One of the most acclaimed researchers on sleep, Daniel Kripke, said in an interview that “people who sleep between 6.5 hr. and 7.5 hr. a night, live the longest, are happier and most productive”, which means we can survive just fine off of 5, if we’re being realistic.
It’s funny: we’ll sacrifice sleep for parties, concerts, work, and working out, but when it comes to dedicating those extra hours towards seeing our dreams come true, we just sleep in.
The second you realize that there are real, tangible steps that you can take everyday to make your wildest dreams come true, you’ll train your body how to operate on the bare minimum.
What’s the hype behind Fridays anyway? Friday’s are overrated. The idea that you’re to abandon all work responsibilities to, I guess have 48 hours of fun for the following two days, is absolutely absurd.
I’m not saying we shouldn’t enjoy a night out with our friends, nor am I condemning rest, but Saturdays are just as valuable as Tuesdays and Sundays are perfect for setting up your Mondays. There’s always something you can do to inch closer, don’t trap those opportunities in a five day window.
Mondays are sexy. Think of all the inspiration and motivation people have on New Year’s Day, think of all those resolutions. Now imagine bottling up that energy and being able to take a sip of it every Monday morning. How could that discourage you?
Going to a job you hate should push you to go get a job you love. And if you’re content going to a job that you have to drag your feet to get to, please do and want better for yourself.
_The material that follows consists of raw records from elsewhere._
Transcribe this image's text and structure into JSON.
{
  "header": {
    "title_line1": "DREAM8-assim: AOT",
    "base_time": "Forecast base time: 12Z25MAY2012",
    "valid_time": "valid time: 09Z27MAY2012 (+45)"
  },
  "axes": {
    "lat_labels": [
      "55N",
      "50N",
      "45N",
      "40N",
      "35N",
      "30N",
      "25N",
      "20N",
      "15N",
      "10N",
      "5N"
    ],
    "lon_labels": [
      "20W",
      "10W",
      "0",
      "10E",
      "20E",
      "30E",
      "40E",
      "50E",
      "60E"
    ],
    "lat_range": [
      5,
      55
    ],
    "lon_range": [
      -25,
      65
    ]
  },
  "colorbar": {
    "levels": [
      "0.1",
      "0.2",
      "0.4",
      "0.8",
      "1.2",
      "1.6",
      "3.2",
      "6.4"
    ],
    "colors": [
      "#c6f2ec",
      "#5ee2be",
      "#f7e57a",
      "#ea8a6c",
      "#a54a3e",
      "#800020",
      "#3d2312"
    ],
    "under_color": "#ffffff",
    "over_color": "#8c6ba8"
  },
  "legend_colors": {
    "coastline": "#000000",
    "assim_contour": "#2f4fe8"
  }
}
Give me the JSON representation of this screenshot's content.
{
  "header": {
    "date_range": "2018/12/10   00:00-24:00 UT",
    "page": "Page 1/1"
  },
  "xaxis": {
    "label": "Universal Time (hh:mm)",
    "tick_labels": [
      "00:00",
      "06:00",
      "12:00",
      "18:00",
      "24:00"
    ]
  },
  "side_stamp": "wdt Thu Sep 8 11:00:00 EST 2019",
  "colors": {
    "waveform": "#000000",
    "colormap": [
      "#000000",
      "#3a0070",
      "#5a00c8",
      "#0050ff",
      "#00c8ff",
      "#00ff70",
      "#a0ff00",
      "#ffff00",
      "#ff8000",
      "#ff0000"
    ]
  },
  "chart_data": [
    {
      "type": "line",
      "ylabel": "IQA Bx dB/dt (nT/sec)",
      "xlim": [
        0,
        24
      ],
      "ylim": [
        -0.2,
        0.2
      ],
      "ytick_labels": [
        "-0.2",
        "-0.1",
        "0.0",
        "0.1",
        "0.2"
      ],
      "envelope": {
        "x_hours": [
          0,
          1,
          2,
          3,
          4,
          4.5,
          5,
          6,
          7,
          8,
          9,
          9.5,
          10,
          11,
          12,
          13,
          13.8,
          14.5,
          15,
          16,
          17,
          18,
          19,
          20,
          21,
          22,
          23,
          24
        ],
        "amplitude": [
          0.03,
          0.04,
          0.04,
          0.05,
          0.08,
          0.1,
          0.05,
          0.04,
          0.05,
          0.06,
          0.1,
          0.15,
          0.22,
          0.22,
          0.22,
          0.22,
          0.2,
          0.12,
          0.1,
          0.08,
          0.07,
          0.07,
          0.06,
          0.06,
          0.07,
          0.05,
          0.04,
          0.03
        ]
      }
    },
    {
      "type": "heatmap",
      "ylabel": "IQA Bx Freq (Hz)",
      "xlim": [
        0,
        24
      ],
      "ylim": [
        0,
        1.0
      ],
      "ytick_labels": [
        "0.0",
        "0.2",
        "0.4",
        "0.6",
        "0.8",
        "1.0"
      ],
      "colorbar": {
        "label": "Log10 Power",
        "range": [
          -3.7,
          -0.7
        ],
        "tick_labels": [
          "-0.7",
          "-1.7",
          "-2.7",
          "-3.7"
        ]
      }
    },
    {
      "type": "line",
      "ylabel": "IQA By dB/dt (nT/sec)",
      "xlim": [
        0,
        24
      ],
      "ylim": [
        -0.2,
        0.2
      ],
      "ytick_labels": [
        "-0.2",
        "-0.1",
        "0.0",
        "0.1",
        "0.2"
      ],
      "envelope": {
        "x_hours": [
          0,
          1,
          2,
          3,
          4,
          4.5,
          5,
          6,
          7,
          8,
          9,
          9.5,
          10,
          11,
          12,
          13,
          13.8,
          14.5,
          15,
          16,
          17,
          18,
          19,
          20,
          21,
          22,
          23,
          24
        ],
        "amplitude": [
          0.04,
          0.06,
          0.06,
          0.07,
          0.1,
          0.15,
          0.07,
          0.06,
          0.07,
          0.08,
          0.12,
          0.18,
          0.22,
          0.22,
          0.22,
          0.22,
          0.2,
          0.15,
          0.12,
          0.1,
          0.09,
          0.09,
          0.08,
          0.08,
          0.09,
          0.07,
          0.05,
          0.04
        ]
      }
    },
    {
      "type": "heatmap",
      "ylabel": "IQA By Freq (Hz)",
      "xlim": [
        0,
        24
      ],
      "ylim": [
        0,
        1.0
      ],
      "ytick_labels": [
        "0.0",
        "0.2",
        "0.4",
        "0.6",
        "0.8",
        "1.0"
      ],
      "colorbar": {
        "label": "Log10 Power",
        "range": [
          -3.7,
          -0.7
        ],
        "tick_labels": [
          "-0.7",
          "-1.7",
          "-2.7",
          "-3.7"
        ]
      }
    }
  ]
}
How great would it be to look forward to Mondays? What if you were one of those people who lived in constant disbelief that they were getting paid for what they loved? Why couldn’t that be you? That’s what Monday should be or what we should aspire our Mondays to be.
There is probably no word in the English language I despise more. Boredom is disrespectful; it’s toxic, it’s a lie.
To be bored is to be finished. Done. And completion is something that, honestly, if we really think about it, is a destination we’ll never want.
There are retirees who after 50 years of work are still grinding. Billionaires and the fortunate few who’ve crossed off everything on their life’s to-do list don’t even get bored, so how can we?
I’m convinced that the only people who get bored are the ones who haven’t realized their purpose or are people who think they don’t deserve what their believed purpose is.
Boredom is literally an impossible state of mind when there’s something you’re working toward. That’s why you not only should never utter that four letter word, but we shouldn’t allow ourselves to be around anyone who does.
Not everyone working hard is going somewhere — unfortunately there are some of us running a race in vain. But you if you take a step back, acquire some self-awareness and dispel these social norms, you’ll be running a race that will eventually have a reward in return.